Spend a few years working inside other studios before going out on your own. I went solo almost immediately after my one short studio stint, and while learning everything by doing has its own kind of value, I would have moved faster and made fewer mistakes if I had seen a few different studios up close first. How pricing works, how to scope projects, how to manage clients, how to build and lead small teams, how to say no, how to handle the awkward conversations.
All of that is real expertise that takes years to develop alone, and most of it can be absorbed in months when you are watching someone good do it. I figured a lot of it out the long way.
Q If you could talk to an expert to gain more insight on something, what would it be about?
Sales and positioning for higher-ticket bespoke work. The custom web app side of what I do is the area I most want to grow, and selling a $30K custom build is a fundamentally different conversation than selling a $8K Shopify project. The buyer is different, the decision-making process is different, the way you have to talk about value is different, and the proposal process is different. I have done enough of these to know what good work looks like on the delivery side. The part I want to get sharper on is everything that happens before the contract gets signed.
Q What kind of opportunities/projects are you looking for?
Two main directions, and I am genuinely excited about both.
First, custom web apps and bespoke automation work. Internal tools, customer-facing portals, integrations between systems that were never designed to talk to each other, and anything that takes a manual, repetitive process and makes it run itself. These are the projects where I get to do the most interesting thinking and the deepest building.
Second, Shopify and WordPress website projects. That can be a full end-to-end design and build, or coming in as the developer for a designer who needs a strong technical partner.
Both halves of my practice feed each other, and I am happy to take on either.
Q Describe your ideal job/client/collaboration.
A client who is solving a real problem, has the budget to solve it properly, and treats the project as a genuine collaboration rather than a transaction. The best work I have done has come from clients who showed up to meetings prepared, gave honest and timely feedback, trusted me on the things I know better than they do, and pushed back on the things they know better than I do. That dynamic produces results neither of us could have built alone. The opposite of this is the client who hands off a brief, disappears for three weeks, then returns with a list of changes that contradict the direction they originally approved.
Q: What is your rate?
Every project is different, but a few starting points.
A standard Shopify or WordPress design-and-build based off of a pre-built theme typically starts around $6,000, and goes up from there based on scope, complexity, custom functionality, and how much of the strategy and content side I am also handling.

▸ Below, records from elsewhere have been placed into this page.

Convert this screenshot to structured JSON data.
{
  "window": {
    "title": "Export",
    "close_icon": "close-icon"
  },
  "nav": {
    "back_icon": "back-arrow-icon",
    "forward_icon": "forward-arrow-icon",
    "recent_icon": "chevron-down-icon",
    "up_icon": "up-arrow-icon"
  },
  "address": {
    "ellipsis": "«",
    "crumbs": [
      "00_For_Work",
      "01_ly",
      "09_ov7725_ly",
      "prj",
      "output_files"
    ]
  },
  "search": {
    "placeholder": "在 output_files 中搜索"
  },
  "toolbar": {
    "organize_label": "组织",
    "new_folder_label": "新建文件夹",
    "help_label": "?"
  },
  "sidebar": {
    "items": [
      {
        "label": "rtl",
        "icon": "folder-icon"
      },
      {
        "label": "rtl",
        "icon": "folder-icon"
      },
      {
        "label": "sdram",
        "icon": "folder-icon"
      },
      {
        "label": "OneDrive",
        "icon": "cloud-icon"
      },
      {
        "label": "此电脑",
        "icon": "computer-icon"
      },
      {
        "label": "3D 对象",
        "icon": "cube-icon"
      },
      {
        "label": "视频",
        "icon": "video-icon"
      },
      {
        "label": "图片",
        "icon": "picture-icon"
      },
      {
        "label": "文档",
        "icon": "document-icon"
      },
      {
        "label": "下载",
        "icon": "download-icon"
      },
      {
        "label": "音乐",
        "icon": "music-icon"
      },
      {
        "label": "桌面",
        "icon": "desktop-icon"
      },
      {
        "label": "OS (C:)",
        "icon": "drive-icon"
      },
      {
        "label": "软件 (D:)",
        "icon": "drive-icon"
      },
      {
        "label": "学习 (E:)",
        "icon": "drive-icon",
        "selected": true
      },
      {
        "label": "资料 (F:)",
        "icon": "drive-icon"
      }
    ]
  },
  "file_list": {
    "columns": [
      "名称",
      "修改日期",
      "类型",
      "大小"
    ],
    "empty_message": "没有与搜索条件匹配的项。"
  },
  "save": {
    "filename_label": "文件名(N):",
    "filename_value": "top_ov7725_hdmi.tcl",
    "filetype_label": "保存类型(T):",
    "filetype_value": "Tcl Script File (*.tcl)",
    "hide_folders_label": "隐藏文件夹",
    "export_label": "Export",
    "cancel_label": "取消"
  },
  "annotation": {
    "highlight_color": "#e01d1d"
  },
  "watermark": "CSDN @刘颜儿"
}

Custom web apps and bespoke builds vary much more widely because they are defined by the problem being solved rather than a familiar template. Smaller, more focused projects like landing pages, add-ons, integrations, or website tune-ups can come in well below the standard starting range.
I am genuinely flexible and would rather have a real conversation about what you need than quote off a price list. Tell me what you are trying to build and I will come back with a real number.
Q How should someone approach you about working together?
Easiest path is to head over to www.thisisabra.com and click "Get Started", or email me directly. The more context you can share up front the faster we can figure out if we are a good fit.
Useful things to include in that first message: what you are trying to build or solve, who it is for, the timeline you have in mind, and a ballpark budget if you have one. Even rough answers to those questions save us both a round of back-and-forth and let me come into the first call already thinking about your specific situation.
Q Oh! and… how do you stay creative?
Bass guitar, cooking, photography, house plants, crafts.